Fiber aids in food movement through the digestive tract. This is vital for proper digestion and the elimination of toxic substances.

Pea sprouts have antimicrobial properties. The growth of Helicobacter Pylori, a bacteria that causes ulcers ( 6), was inhibited by the phenolic extracts from sprouted peas. Green peas can be beneficial for the overall function of the gastrointestinal tract.

  1. May Lower Blood Cholesterol Levels

Controlling cholesterol can prevent heart disease. A high level of low-density lipoprotein (or LDL) can be harmful for the body. It can clog the arteries and lead to heart disease. Peas were found to lower pigs’ plasma levels of total cholesterol and LDL cholesterol in studies ( 7). Green peas’ soluble fiber may lower your risk of developing heart disease.

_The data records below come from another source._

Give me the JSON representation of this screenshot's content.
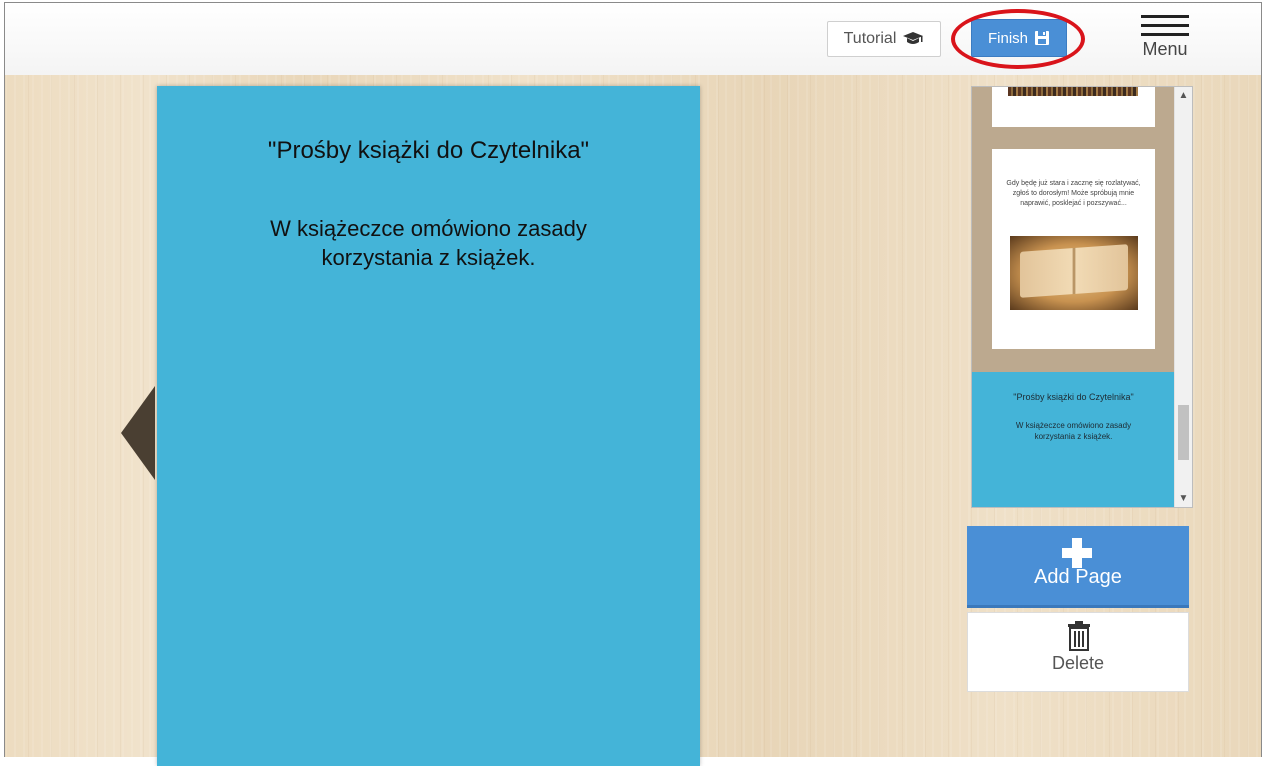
{
  "toolbar": {
    "tutorial_label": "Tutorial",
    "tutorial_icon": "graduation-cap-icon",
    "finish_label": "Finish",
    "finish_icon": "save-icon",
    "menu_label": "Menu",
    "menu_icon": "hamburger-icon",
    "highlight_color": "#d9141b"
  },
  "editor": {
    "page_color": "#44b4d8",
    "page_title": "\"Prośby książki do Czytelnika\"",
    "page_body": "W książeczce omówiono zasady korzystania z książek."
  },
  "thumbnails": {
    "items": [
      {
        "type": "image-page"
      },
      {
        "type": "text-image-page",
        "text": "Gdy będę już stara i zacznę się rozlatywać, zgłoś to dorosłym! Może spróbują mnie naprawić, posklejać i pozszywać..."
      },
      {
        "type": "text-page",
        "title": "\"Prośby książki do Czytelnika\"",
        "body": "W książeczce omówiono zasady korzystania z książek."
      }
    ]
  },
  "actions": {
    "add_label": "Add Page",
    "add_icon": "plus-icon",
    "delete_label": "Delete",
    "delete_icon": "trash-icon",
    "accent_color": "#4a8fd6"
  }
}
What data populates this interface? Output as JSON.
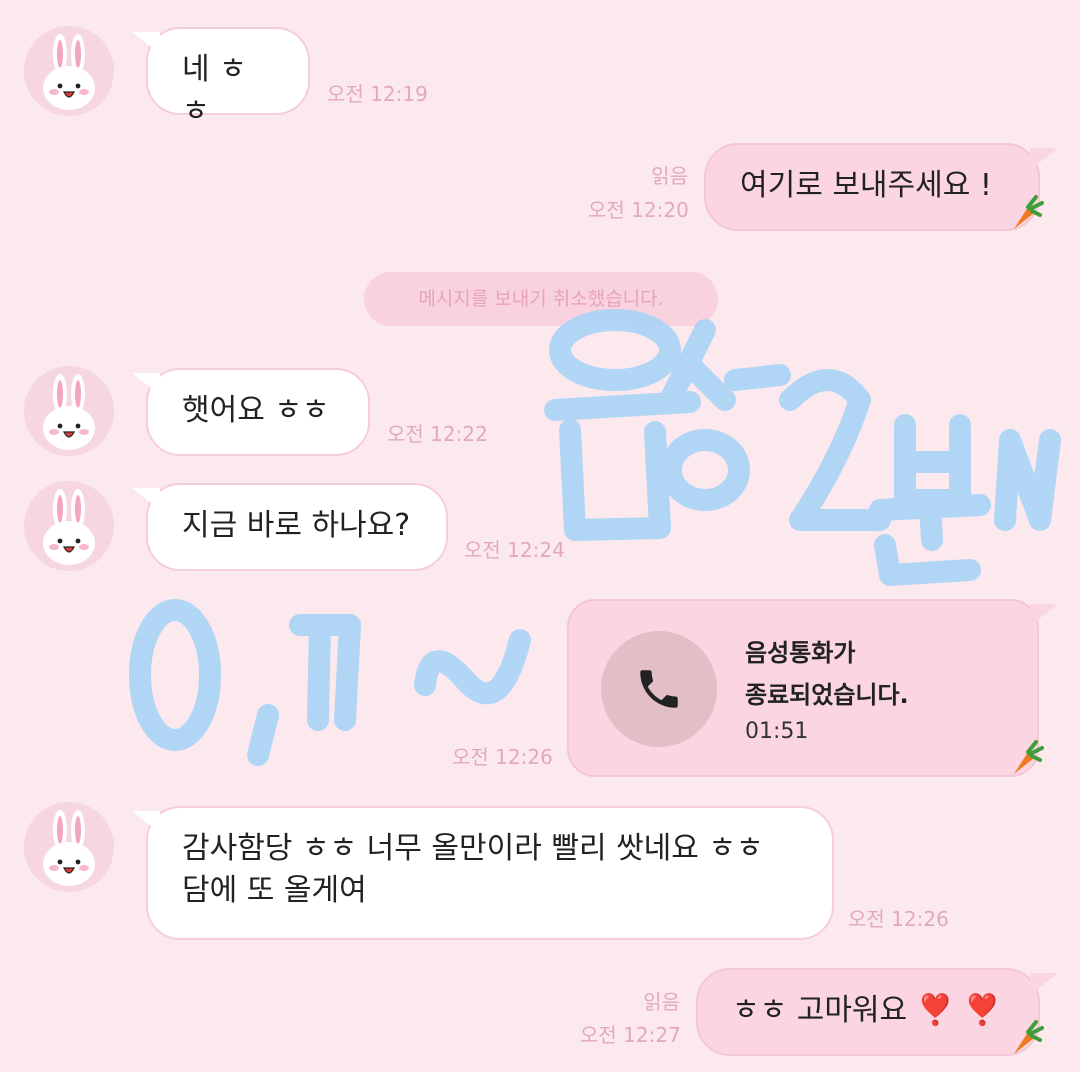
{
  "messages": [
    {
      "text": "네 ㅎㅎ",
      "time": "오전 12:19"
    },
    {
      "text": "여기로 보내주세요 !",
      "time": "오전 12:20",
      "read": "읽음"
    },
    {
      "text": "햇어요 ㅎㅎ",
      "time": "오전 12:22"
    },
    {
      "text": "지금 바로 하나요?",
      "time": "오전 12:24"
    },
    {
      "text": "감사함당 ㅎㅎ 너무 올만이라 빨리 쌋네요 ㅎㅎ",
      "text2": "담에 또 올게여",
      "time": "오전 12:26"
    },
    {
      "text": "ㅎㅎ 고마워요",
      "emoji": "❣️ ❣️",
      "time": "오전 12:27",
      "read": "읽음"
    }
  ],
  "system_notice": "메시지를 보내기 취소했습니다.",
  "call": {
    "line1": "음성통화가",
    "line2": "종료되었습니다.",
    "duration": "01:51",
    "time": "오전 12:26",
    "icon": "phone-icon"
  },
  "overlay": {
    "handwriting": "음성2분~",
    "handwriting2": "ㅇ,ㄱ~"
  },
  "colors": {
    "background": "#fbe9ee",
    "incoming_bubble": "#ffffff",
    "outgoing_bubble": "#fbd6e2",
    "timestamp": "#e3a8c0",
    "overlay_scribble": "#a9d4f6"
  }
}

  1. May Help Reduce Inflammation

Chronic inflammation and oxidative strain can cause neurological disorders, cardiovascular problems, and even cancer. To manage inflammation, it is important to include anti-inflammatory foods into our diets ( 8). Green peas’ powerful antioxidant and anti-inflammatory abilities may reduce the risk of developing cancer ( 9). These antioxidants reduce the harmful effects of free radicals by binding to them.

In animal studies, extracts from peas showed anti-inflammatory properties ( 10).

  1. May help reduce the risk of developing cancer

The legume family is well-known for its high levels of anti-cancer compounds. Certain inhibitors have been shown to lower the risk of colon carcinoma ( 11).

Other compounds found in green peas, such as saponins and lectins have also been shown to be anticancer ( 12). Studies have shown that green peas contain phenolic and isoflavone compounds, which have anticancer properties on the liver, colon, lung and breast cancer cells ( 1).

  1. Excellent Source For Antioxidants

The antioxidant power of green peas is evident in the form of phenolic compounds. They are rich in tannins, which have been shown to have high antioxidant activity ( 5). These compounds are beneficial and protect cells against damage and premature cell death. Antioxidants are able to reduce chronic health complications and prevent the formation of free radicals ( 13 ).

Green peas are a good choice because of their health benefits. Peas are easy to incorporate into your meals and easily available for purchase. Or you can grow them yourself. Peas might not be for everyone and may have side effects.